The widow of Alexei Navalny, the longtime critic of Russian President Vladimir Putin who suddenly died in prison last year, said Wednesday that two independent labs found that her husband was poisoned.
Yulia Navalnaya said biological samples from her husband’s body were taken out of Russia to be tested following his death — which Russia has provided scant details about — in an Arctic penal colony in February 2024.
“These labs in two different countries reached the same conclusion: Alexei was killed,” Navalnaya said in a statement.
“More specifically, he was poisoned.”
Navalnaya provided no direct proof that her 47-year-old husband had been poisoned or that it had been carried out by Putin or his cronies, who were accused of jailing Navalny for political reasons.
The widow claimed that while both laboratories that tested her husband’s body came to the same conclusion, they have not released their findings publicly due to “political considerations.”
“I demand that the laboratories that conducted the research publish their results,” she said. “Stop appeasing Putin for some higher ‘considerations.’
“You cannot placate him.
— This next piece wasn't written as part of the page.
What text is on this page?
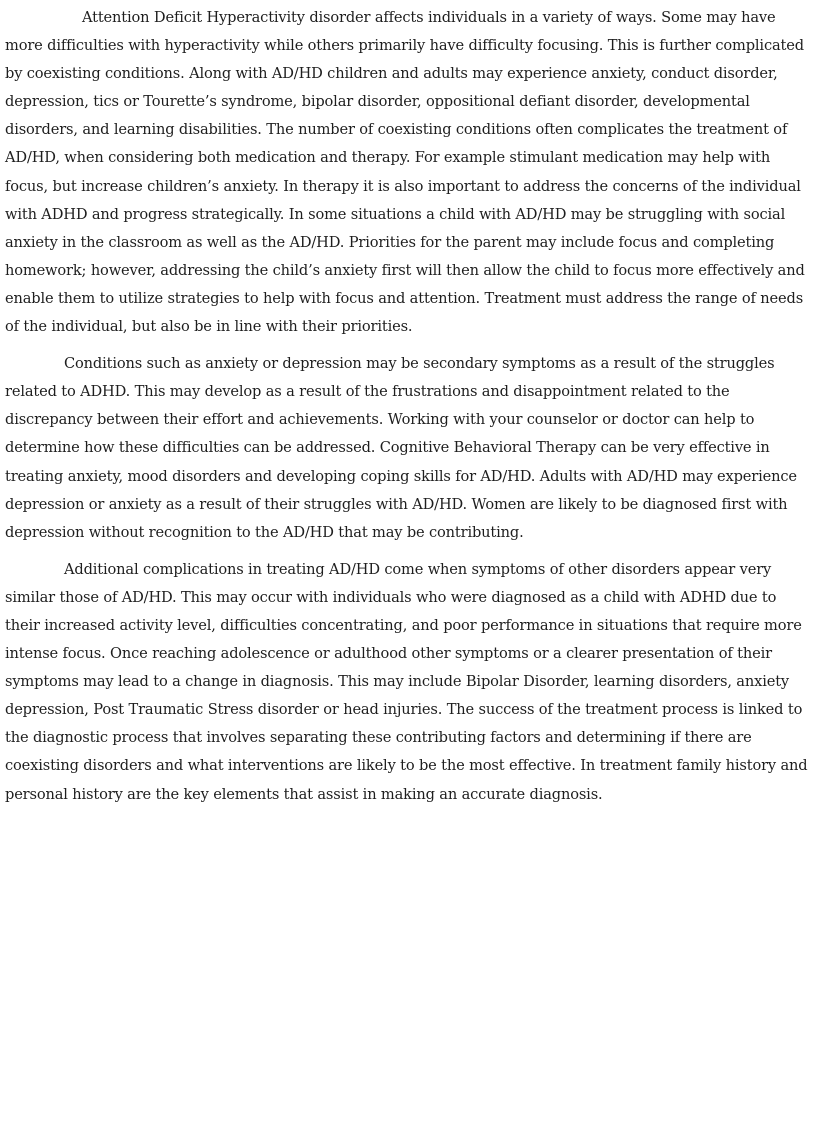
Attention Deficit Hyperactivity disorder affects individuals in a variety of ways. Some may have more difficulties with hyperactivity while others primarily have difficulty focusing. This is further complicated by coexisting conditions. Along with AD/HD children and adults may experience anxiety, conduct disorder, depression, tics or Tourette’s syndrome, bipolar disorder, oppositional defiant disorder, developmental disorders, and learning disabilities. The number of coexisting conditions often complicates the treatment of AD/HD, when considering both medication and therapy. For example stimulant medication may help with focus, but increase children’s anxiety. In therapy it is also important to address the concerns of the individual with ADHD and progress strategically. In some situations a child with AD/HD may be struggling with social anxiety in the classroom as well as the AD/HD. Priorities for the parent may include focus and completing homework; however, addressing the child’s anxiety first will then allow the child to focus more effectively and enable them to utilize strategies to help with focus and attention. Treatment must address the range of needs of the individual, but also be in line with their priorities.

Conditions such as anxiety or depression may be secondary symptoms as a result of the struggles related to ADHD. This may develop as a result of the frustrations and disappointment related to the discrepancy between their effort and achievements. Working with your counselor or doctor can help to determine how these difficulties can be addressed. Cognitive Behavioral Therapy can be very effective in treating anxiety, mood disorders and developing coping skills for AD/HD. Adults with AD/HD may experience depression or anxiety as a result of their struggles with AD/HD. Women are likely to be diagnosed first with depression without recognition to the AD/HD that may be contributing.

Additional complications in treating AD/HD come when symptoms of other disorders appear very similar those of AD/HD. This may occur with individuals who were diagnosed as a child with ADHD due to their increased activity level, difficulties concentrating, and poor performance in situations that require more intense focus. Once reaching adolescence or adulthood other symptoms or a clearer presentation of their symptoms may lead to a change in diagnosis. This may include Bipolar Disorder, learning disorders, anxiety depression, Post Traumatic Stress disorder or head injuries. The success of the treatment process is linked to the diagnostic process that involves separating these contributing factors and determining if there are coexisting disorders and what interventions are likely to be the most effective. In treatment family history and personal history are the key elements that assist in making an accurate diagnosis.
While you stay silent, he does not stop,” she warned.
Putin and Kremlin officials have vehemently denied being involved in Navalny’s death, with investigators telling his family that he died from a combination of “a dozen different diseases.”
Russian health officials said Navalny’s death came after he suffered from arrhythmia, or an irregular heartbeat, with his widow disputing the claim and noting that her husband never exhibited instances of heart disease while he was alive.
Navalny’s sudden death drew immediate attention, given his disdain for Putin and that he had been allegedly poisoned by a Russian spy in 2020.
The incident led Navalny to be hospitalized in Berlin, where European officials found that he tested positive for Novichok, a Soviet-era nerve agent.
The Putin critic also appeared to show no signs of illness during a court hearing on the day before his death, when Navalny had argued that a prison officer wrongfully confiscated his pen.
Navalny’s family maintains that he was silenced by the Kremlin due to his years-long crusade against corruption in Moscow.